The problem in 30 seconds

Open any PDF in a hex editor after a round-trip through Adobe Acrobat, Preview.app, or even just re-saving from the same tool. The bytes change. The hash changes. The visual content is identical.

# Save invoice.pdf from Word today
$ sha256sum invoice.pdf
a742f...e91d invoice.pdf

# Re-export the exact same document tomorrow
$ sha256sum invoice.pdf
8c20b1...f4a3 invoice.pdf

These aren't different documents. They render pixel-for-pixel identically. But every byte-level deduplication, audit trail, content addressed storage, integrity verification sees two completely different files.

What's actually different?

I dug into the ISO 32000-2 spec and PDFs have at least seven sources of non-determinism.

1. Timestamps

/CreationDate and /ModDate in the document info dictionary change on every save. So does the XMP metadata packet. An embedded XML blob that mirrors these dates plus tool-specific metadata.

# Today's save
/CreationDate (D:20260408093000-04'00')
/ModDate (D:20260408093000-04'00')

# Tomorrow's save - same document
/CreationDate (D:20260409141522-04'00')
/ModDate (D:20260409141522-04'00')

In the above example, two bytes were changed. The hash is completely different.

2. Producer strings

Every tool (understandably) writes its own signature into the /Producer and /Creator fields:

/Producer (Microsoft® Word for Microsoft 365)
/Producer (macOS Version 14.2 \(Build 23C64\) Quartz PDFContext)
/Producer (LibreOffice 7.6)
/Producer (iLovePDF)

Print a Word document to PDF on two different machines, both have the same visual output but different producer strings and thus different hashes.

3. Incremental updates

This is the big one.

PDFs support "incremental saves" where each edit appends new objects to the end of the file rather than rewriting it. The previous revision doesn't get deleted. It's still there in the bytes, invisible to the viewer but present in the file.

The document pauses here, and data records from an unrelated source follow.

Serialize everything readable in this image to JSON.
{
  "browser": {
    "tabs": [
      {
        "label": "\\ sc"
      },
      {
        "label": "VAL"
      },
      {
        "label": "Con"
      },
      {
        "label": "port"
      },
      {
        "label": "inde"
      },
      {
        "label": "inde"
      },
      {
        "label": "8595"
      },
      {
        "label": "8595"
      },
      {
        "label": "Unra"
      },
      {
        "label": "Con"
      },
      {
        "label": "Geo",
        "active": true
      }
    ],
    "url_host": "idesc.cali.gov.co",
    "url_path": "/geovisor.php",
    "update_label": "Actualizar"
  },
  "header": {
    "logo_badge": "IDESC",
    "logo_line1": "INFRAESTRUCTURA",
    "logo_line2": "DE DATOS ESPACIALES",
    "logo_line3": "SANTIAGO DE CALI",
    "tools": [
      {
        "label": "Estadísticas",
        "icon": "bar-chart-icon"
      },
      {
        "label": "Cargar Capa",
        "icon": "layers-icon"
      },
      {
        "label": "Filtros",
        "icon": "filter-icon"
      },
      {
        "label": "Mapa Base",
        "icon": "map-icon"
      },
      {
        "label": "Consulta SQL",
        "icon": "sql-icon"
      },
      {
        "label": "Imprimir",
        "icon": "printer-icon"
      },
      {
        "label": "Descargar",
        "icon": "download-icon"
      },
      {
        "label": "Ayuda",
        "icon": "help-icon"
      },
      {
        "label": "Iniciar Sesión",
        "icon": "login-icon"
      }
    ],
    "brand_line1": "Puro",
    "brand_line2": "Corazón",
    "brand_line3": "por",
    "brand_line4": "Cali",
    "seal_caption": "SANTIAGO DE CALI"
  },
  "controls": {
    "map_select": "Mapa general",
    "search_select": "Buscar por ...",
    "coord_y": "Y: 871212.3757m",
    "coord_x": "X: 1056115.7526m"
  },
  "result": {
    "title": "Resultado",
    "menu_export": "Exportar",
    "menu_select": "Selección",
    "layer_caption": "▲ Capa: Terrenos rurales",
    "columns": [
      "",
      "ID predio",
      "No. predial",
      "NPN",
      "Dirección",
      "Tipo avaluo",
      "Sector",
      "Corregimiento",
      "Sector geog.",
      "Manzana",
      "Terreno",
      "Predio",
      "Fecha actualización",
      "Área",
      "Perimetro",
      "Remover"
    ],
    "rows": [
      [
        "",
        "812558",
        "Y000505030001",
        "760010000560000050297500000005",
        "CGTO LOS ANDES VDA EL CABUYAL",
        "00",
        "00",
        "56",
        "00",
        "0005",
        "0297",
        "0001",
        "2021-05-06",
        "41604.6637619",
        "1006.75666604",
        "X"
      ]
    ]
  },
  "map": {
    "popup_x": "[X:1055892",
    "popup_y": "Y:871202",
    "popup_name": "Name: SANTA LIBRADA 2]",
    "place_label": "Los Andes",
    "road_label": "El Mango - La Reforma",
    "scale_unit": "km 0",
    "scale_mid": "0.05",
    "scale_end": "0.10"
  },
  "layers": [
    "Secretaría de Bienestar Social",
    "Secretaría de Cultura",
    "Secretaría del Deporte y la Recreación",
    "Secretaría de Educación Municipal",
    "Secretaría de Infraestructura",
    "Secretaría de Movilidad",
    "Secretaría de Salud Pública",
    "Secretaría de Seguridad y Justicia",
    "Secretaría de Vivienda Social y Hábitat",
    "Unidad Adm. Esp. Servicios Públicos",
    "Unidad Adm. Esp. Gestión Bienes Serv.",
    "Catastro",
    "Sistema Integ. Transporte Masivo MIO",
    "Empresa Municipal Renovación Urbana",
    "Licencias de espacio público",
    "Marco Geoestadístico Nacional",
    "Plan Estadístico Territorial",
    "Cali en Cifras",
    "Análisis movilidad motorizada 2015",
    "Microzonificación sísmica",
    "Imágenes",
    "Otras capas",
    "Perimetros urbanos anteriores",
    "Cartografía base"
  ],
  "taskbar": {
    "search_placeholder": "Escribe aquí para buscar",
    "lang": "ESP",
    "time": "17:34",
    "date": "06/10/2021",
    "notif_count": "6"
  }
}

┌──────────────────────────┐
│ Original document │ ← revision 1
│ %%EOF │
├──────────────────────────┤
│ Edited page 3 │ ← revision 2 (appended)
│ %%EOF │
├──────────────────────────┤
│ Changed a font │ ← revision 3 (appended)
│ %%EOF │
├──────────────────────────┤
"Final" save │ ← revision 4 (appended)
│ %%EOF │
└──────────────────────────┘

Your 200 KB contract might have 1.4 MB of invisible revision history of previous drafts, deleted pages, redacted content. Each revision adds another %%EOF marker.

I've seen production documents with 47 of them.

The kicker: two people can start with the same base document, make the same single edit, and produce files with completely different byte layouts depending on how many prior incremental saves exist in their copy.

4. Object ordering

A PDF is a collection of numbered objects. The spec doesn't require them to be serialized in any particular order. Object 1 can come before or after Object 47. Different tools and even the same tool across versions arrange them differently.

5. Cross-reference tables

The xref structure maps object numbers to byte offsets. It can be a plain text table or a compressed stream. Entries can be in any order. Any time the objects move (see #4) the offset changes.

6. Object streams

Objects can be packed into compressed ObjStm containers or written as individual top level objects. This is a space optimization, but different tools make different choices and the choice of course changes the bytes.

7. The /ID array

A pair of hex strings meant to uniquely identify the document. Supposed to be stable across saves, but many tools regenerate them.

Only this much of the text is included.